Close Encounters of the Third Kind is lit with an evangelist’s fire. It’s flamboyant and animated, the showiest of films. It has a sense of conviction absent from purely commercial films. It believes in extraterrestrials. It believes in the potential of a close encounter to bring humanity together. In 1977 as today, that kind of optimism is welcome.

Released the same year as Star Wars, Close Encounters signals the end of an era in science-fiction filmmaking begun by 2001: A Space Odyssey, an era fueled by the real-world space race in which humanity was clamoring to go out into the stars to fulfill both geopolitical and Homeric ambitions to prove the innate strength of being human and to try ways of being human against one another. In Close Encounters of the Third Kind, the stars come to us, touch down in all parts of the world, and invite us to come together to step into a new reality. It’s a response to space race strivings that believes in the better angels of our natures. In one especially Spielbergian moment, an old man holds up a sign that reads “Stop and Be Friendly,” and I’m not sure if he’s holding it up for the aliens or for the government helicopters terrorizing the faithful sky-watchers on the ridge. Likely both. The film is magnanimous, hopeful, and sincere.

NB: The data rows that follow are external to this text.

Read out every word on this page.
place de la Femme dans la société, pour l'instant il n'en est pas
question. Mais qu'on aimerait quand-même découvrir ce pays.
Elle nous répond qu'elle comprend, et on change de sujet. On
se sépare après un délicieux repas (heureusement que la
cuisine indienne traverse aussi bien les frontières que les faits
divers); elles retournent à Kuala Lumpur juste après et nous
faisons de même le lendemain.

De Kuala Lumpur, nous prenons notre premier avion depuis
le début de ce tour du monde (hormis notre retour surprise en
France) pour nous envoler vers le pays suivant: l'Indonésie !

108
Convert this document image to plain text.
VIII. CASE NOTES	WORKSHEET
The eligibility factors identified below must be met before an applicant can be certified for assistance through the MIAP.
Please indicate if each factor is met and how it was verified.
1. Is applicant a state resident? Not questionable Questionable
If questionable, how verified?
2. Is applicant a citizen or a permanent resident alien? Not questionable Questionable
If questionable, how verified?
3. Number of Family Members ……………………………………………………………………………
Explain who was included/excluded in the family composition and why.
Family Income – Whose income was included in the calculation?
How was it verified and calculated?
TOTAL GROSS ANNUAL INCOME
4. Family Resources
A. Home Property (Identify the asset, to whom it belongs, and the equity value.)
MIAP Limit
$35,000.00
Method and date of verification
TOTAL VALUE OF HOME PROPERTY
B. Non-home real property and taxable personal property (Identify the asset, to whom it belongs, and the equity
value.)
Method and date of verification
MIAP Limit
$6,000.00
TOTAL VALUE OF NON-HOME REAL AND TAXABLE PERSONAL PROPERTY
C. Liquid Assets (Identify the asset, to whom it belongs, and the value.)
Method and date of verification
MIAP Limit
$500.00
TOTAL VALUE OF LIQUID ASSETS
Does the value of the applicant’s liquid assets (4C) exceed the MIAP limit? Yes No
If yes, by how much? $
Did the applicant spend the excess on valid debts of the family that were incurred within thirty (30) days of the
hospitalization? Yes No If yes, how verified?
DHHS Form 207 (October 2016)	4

Close Encounters of the Third Kind’s religious vision is striking. Coupled with E.T. the Extra-Terrestrial, another Spielberg film I rewatched recently, I understand why my movie-loving, Christian mother didn’t encourage her children to watch these early Spielberg sci-fi films when we were little. She wanted to first instill in us the spiritual vision encapsulated in the Bible that we might be in awe of Jesus’ promised everlasting life rather than whatever lifeforms outer space might contain. As an adult, watching Close Encounters and feeling its zeal makes me long for similarly odd and compelling narratives about the faith I espouse, stories that recognize that this kind of conversion is both scary and exciting, packed with possibility and likely to upend all we currently know. “The people who lived in the dark have seen a great light… Change your hearts and lives! Here comes the kingdom of heaven!” (Matthew 4:16-17)  Pass the mashed potatoes. We have a story to tell. 

*Thankfully, this 40th anniversary theatrical presentation doesn’t go in the ship with him.